Description
Model/Pipeline/Scheduler description
The current solution from PR #4015 does not result in an optimal solution for the use of the refinement model as an ensemble model because it works by a float value to determine the selection of timesteps to execute. This is further described in the commentary on the PR.
I am proposing overloading the type of denoising_end
and denoising_start
with int as well as float. In the event that it is an int, the approximate timestep/sigma will be used to determine the start and end of the denoising loop for the sampling step.
After this is done, add in the two new pipelines. These pipelines will be easy for the end user to use and will already use the optimal solution (base model for timesteps 201-1000, refinement model for timesteps 0-100) for the ensemble model, and will work with all schedulers.
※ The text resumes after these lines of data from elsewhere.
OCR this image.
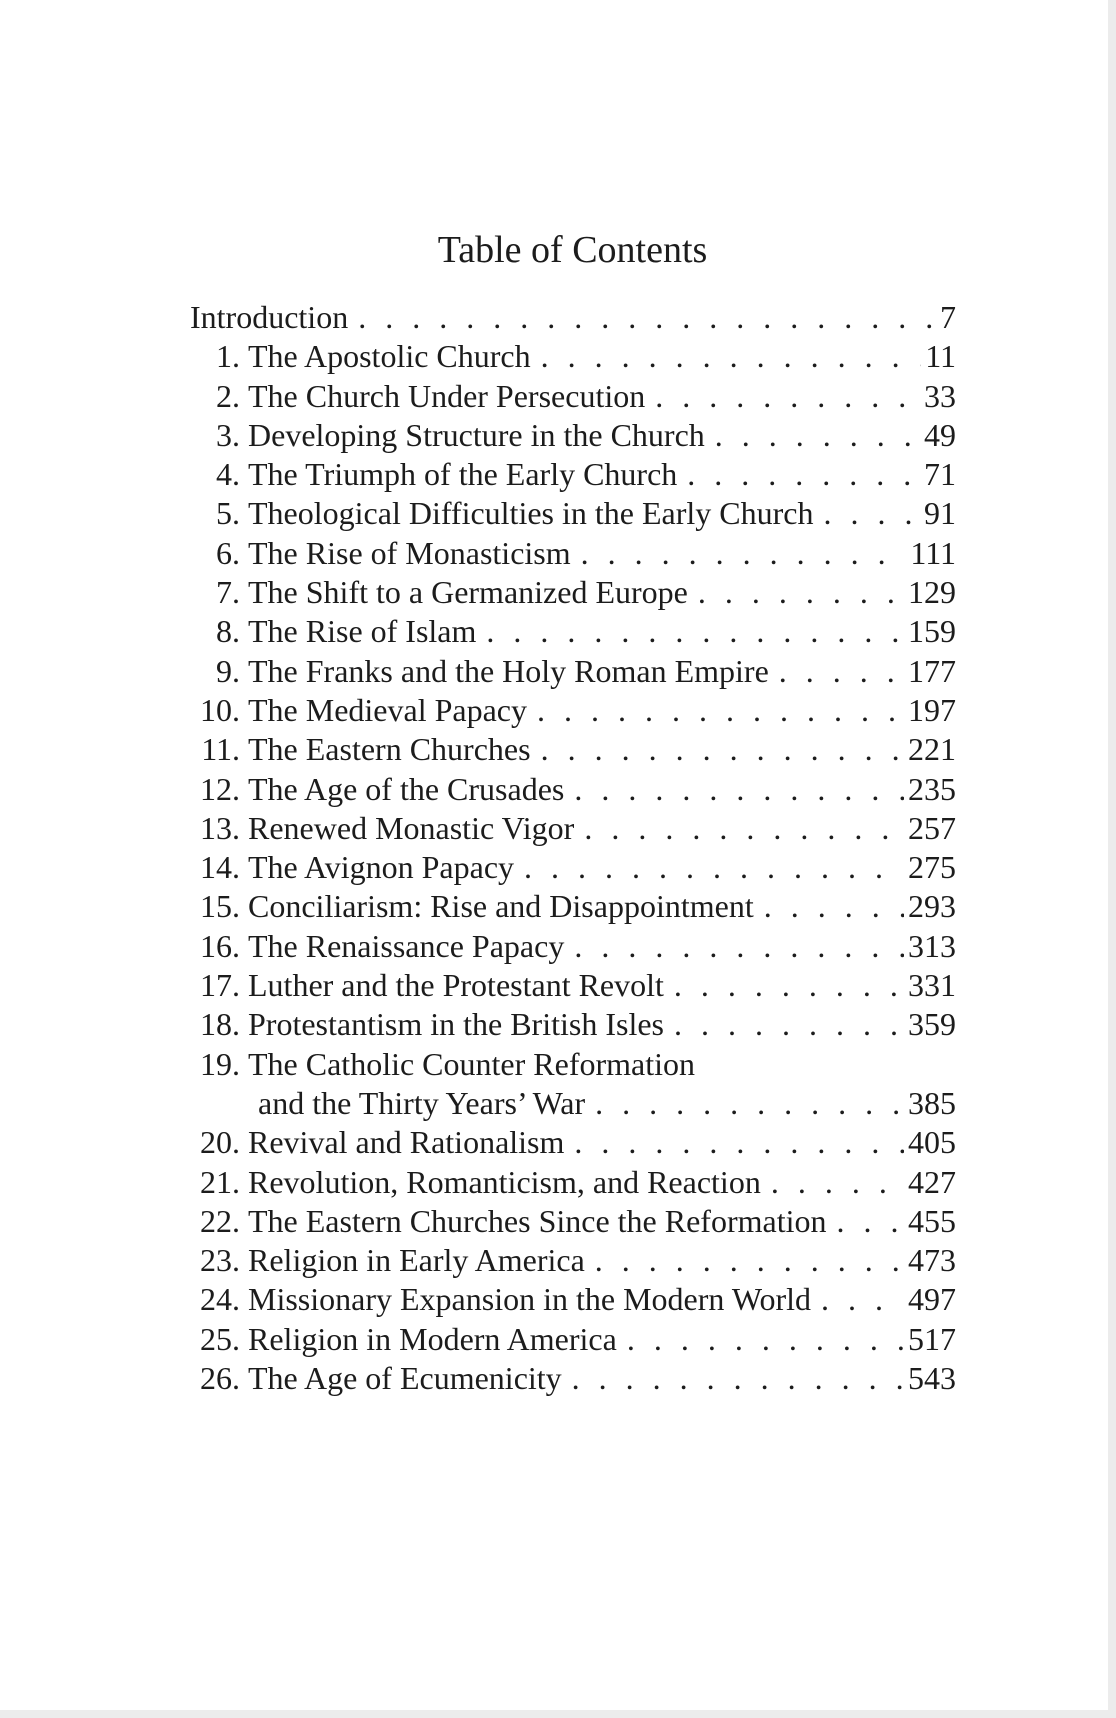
Table of Contents
Introduction . . .	7
1. The Apostolic Church . . .	11
2. The Church Under Persecution . . .	33
3. Developing Structure in the Church . . .	49
4. The Triumph of the Early Church . . .	71
5. Theological Difficulties in the Early Church . . .	91
6. The Rise of Monasticism . . .	111
7. The Shift to a Germanized Europe . . .	129
8. The Rise of Islam . . .	159
9. The Franks and the Holy Roman Empire . . .	177
10. The Medieval Papacy . . .	197
11. The Eastern Churches . . .	221
12. The Age of the Crusades . . .	235
13. Renewed Monastic Vigor . . .	257
14. The Avignon Papacy . . .	275
15. Conciliarism: Rise and Disappointment . . .	293
16. The Renaissance Papacy . . .	313
17. Luther and the Protestant Revolt . . .	331
18. Protestantism in the British Isles . . .	359
19. The Catholic Counter Reformation
and the Thirty Years’ War . . .	385
20. Revival and Rationalism . . .	405
21. Revolution, Romanticism, and Reaction . . .	427
22. The Eastern Churches Since the Reformation . . .	455
23. Religion in Early America . . .	473
24. Missionary Expansion in the Modern World . . .	497
25. Religion in Modern America . . .	517
26. The Age of Ecumenicity . . .	543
It will be used something like:
pipe = DiffusionPipeline.from_pretrained("stabilityai/stable-diffusion-xl-refiner-0.9", torch_dtype=torch.float16, use_safetensors=True, variant="fp16")
refiner = StableDiffusionXLImg2ImgPipeline.from_pretrained("stabilityai/stable-diffusion-xl-refiner-0.9", torch_dtype=torch.float16, use_safetensors=True, variant="fp16")
ensemble_pipe = StableDiffusionEnsemblePipeline(pipe, refiner)
image = pipe(prompt=prompt, output_type="latent", num_inference_steps=30).images
Open source status
- The model implementation is available
- The model weights are available (Only relevant if addition is not a scheduler).
Provide useful links for the implementation
No response